In subsequent versions, we will provide integration with more frameworks.
jkes-spring-data-jpa
description:
ContextSupport
class is used to obtain Repository Bean
from bean factory@EnableJkes
allows clients to easily enable Jkes functionality and provides a configuration model consistent with SpringEventSupport
handles the details of events, generates corresponding events and stores them in EventContainer
when saving and deleting data, and processes corresponding events when transactions are committed and rolled back.SearchPlatformTransactionManager
wraps the client's transaction manager and adds回调hook
when transactions are committed and rolled back.audit
package provides a simple AuditedEntity
parent class to facilitate adding audit functions.
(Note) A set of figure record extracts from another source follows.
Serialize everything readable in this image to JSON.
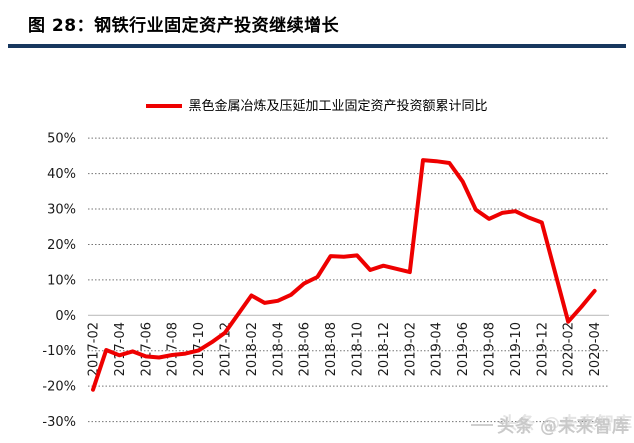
{
  "header": {
    "title": "图 28：钢铁行业固定资产投资继续增长",
    "rule_color": "#17375E"
  },
  "watermark": {
    "text": "头条 @未来智库"
  },
  "chart_data": {
    "type": "line",
    "title": "",
    "xlabel": "",
    "ylabel": "",
    "legend_position": "top",
    "grid": "horizontal-dotted",
    "ylim": [
      -30,
      50
    ],
    "y_ticks": [
      {
        "v": 50,
        "label": "50%"
      },
      {
        "v": 40,
        "label": "40%"
      },
      {
        "v": 30,
        "label": "30%"
      },
      {
        "v": 20,
        "label": "20%"
      },
      {
        "v": 10,
        "label": "10%"
      },
      {
        "v": 0,
        "label": "0%"
      },
      {
        "v": -10,
        "label": "-10%"
      },
      {
        "v": -20,
        "label": "-20%"
      },
      {
        "v": -30,
        "label": "-30%"
      }
    ],
    "x_ticks": [
      "2017-02",
      "2017-04",
      "2017-06",
      "2017-08",
      "2017-10",
      "2017-12",
      "2018-02",
      "2018-04",
      "2018-06",
      "2018-08",
      "2018-10",
      "2018-12",
      "2019-02",
      "2019-04",
      "2019-06",
      "2019-08",
      "2019-10",
      "2019-12",
      "2020-02",
      "2020-04"
    ],
    "series": [
      {
        "name": "黑色金属冶炼及压延加工业固定资产投资额累计同比",
        "color": "#EE0000",
        "unit": "%",
        "points": [
          [
            "2017-02",
            -21.0
          ],
          [
            "2017-03",
            -9.8
          ],
          [
            "2017-04",
            -11.3
          ],
          [
            "2017-05",
            -10.2
          ],
          [
            "2017-06",
            -11.6
          ],
          [
            "2017-07",
            -11.9
          ],
          [
            "2017-08",
            -11.2
          ],
          [
            "2017-09",
            -10.8
          ],
          [
            "2017-10",
            -9.9
          ],
          [
            "2017-11",
            -7.6
          ],
          [
            "2017-12",
            -4.9
          ],
          [
            "2018-02",
            5.6
          ],
          [
            "2018-03",
            3.5
          ],
          [
            "2018-04",
            4.1
          ],
          [
            "2018-05",
            5.8
          ],
          [
            "2018-06",
            9.0
          ],
          [
            "2018-07",
            10.8
          ],
          [
            "2018-08",
            16.7
          ],
          [
            "2018-09",
            16.5
          ],
          [
            "2018-10",
            16.9
          ],
          [
            "2018-11",
            12.8
          ],
          [
            "2018-12",
            14.0
          ],
          [
            "2019-02",
            12.2
          ],
          [
            "2019-03",
            43.8
          ],
          [
            "2019-04",
            43.5
          ],
          [
            "2019-05",
            43.0
          ],
          [
            "2019-06",
            37.8
          ],
          [
            "2019-07",
            29.8
          ],
          [
            "2019-08",
            27.2
          ],
          [
            "2019-09",
            28.9
          ],
          [
            "2019-10",
            29.4
          ],
          [
            "2019-11",
            27.6
          ],
          [
            "2019-12",
            26.2
          ],
          [
            "2020-02",
            -1.8
          ],
          [
            "2020-03",
            2.4
          ],
          [
            "2020-04",
            6.9
          ]
        ]
      }
    ]
  }
}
The version information can be used in conjunction with ElasticSearch
's version mechanism to ensure that expired document data will not be indexed.exception
package encapsulates common exceptionsintercept
package provides AOP pointcuts and aspectsindex
package provides全量索引
functionality. Currently, we provide a线程池
-based indexing mechanism and a ForkJoin
-based indexing mechanism. In subsequent versions, we will refactor the code and add a生产者-消费者
model based on阻塞队列
to provide concurrency performance. jkes-services
is mainly used to provide some services. Currently, jkes-services
provides the following services:
jkes-delete-connector
jkes-delete-connector
is a Kafka Connector
used to get index deletion events ( DeleteEvent
) from the kafka cluster, and then use Jest Client
to delete the corresponding documents in ElasticSearch.
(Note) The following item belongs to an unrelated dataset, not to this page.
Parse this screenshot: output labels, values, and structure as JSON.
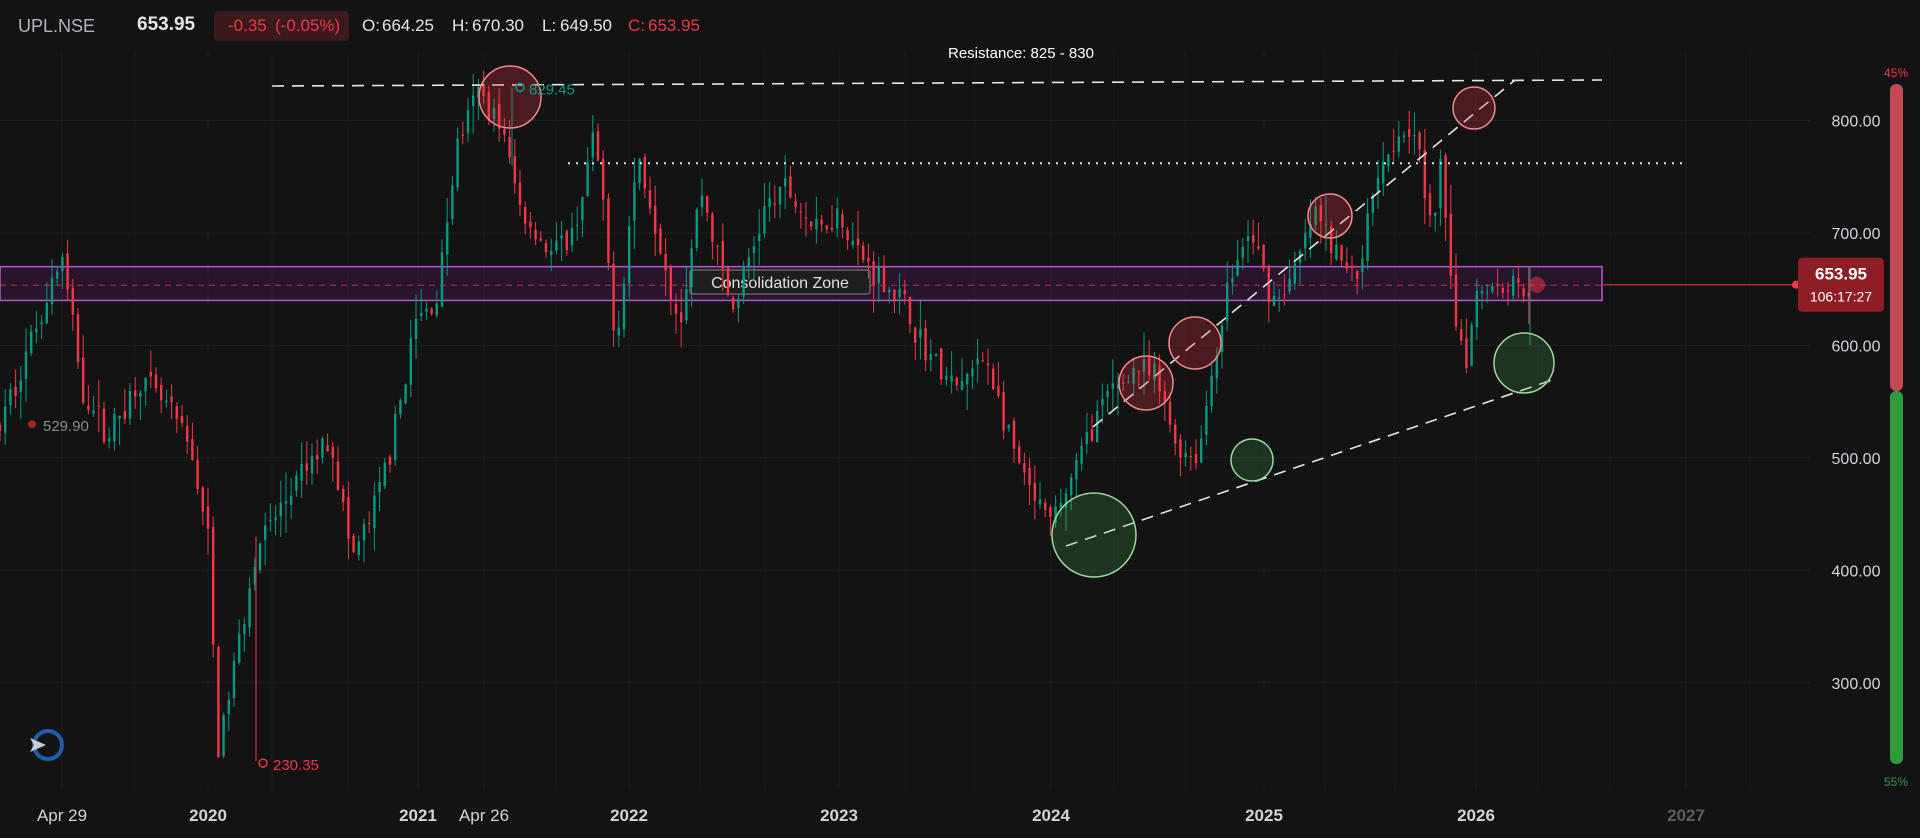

With the help of Kafka Connect's rest admin API, we easily implement the document deletion function on a multi-tenant platform. Simply start a jkes-delete-connector
for each project and document deletion for that project will be automatically handled. This avoids having to manually start a Kafka Consumer to handle document deletion for the project every time we start a new project. Although this kind of work can be reduced through regular subscription, it is still very inflexible.
jkes-search-service
jkes-search-service
is a restful search service that provides multiple versions of rest query api. Query service provides multi-version API for API evolution and compatibilityjkes-search-service
currently supports URI style search and JSON request body style search.json
request, performs some preprocessing, and forwards it to ElasticSearch using ElasticSearch Java Rest Client
, parses the response, and returns it to the client after further processing. In the future, we will build an index cluster based on zookeeper
to provide cluster index management functions.
jkes-integration-test
is a Spring Boot integration test project for功能测试
. Also measure吞吐率
of some common operations
To build a development version you'll need a recent version of Kafka. You can build jkes with Maven using the standard lifecycle phases.
This project is licensed under Apache License 2.0.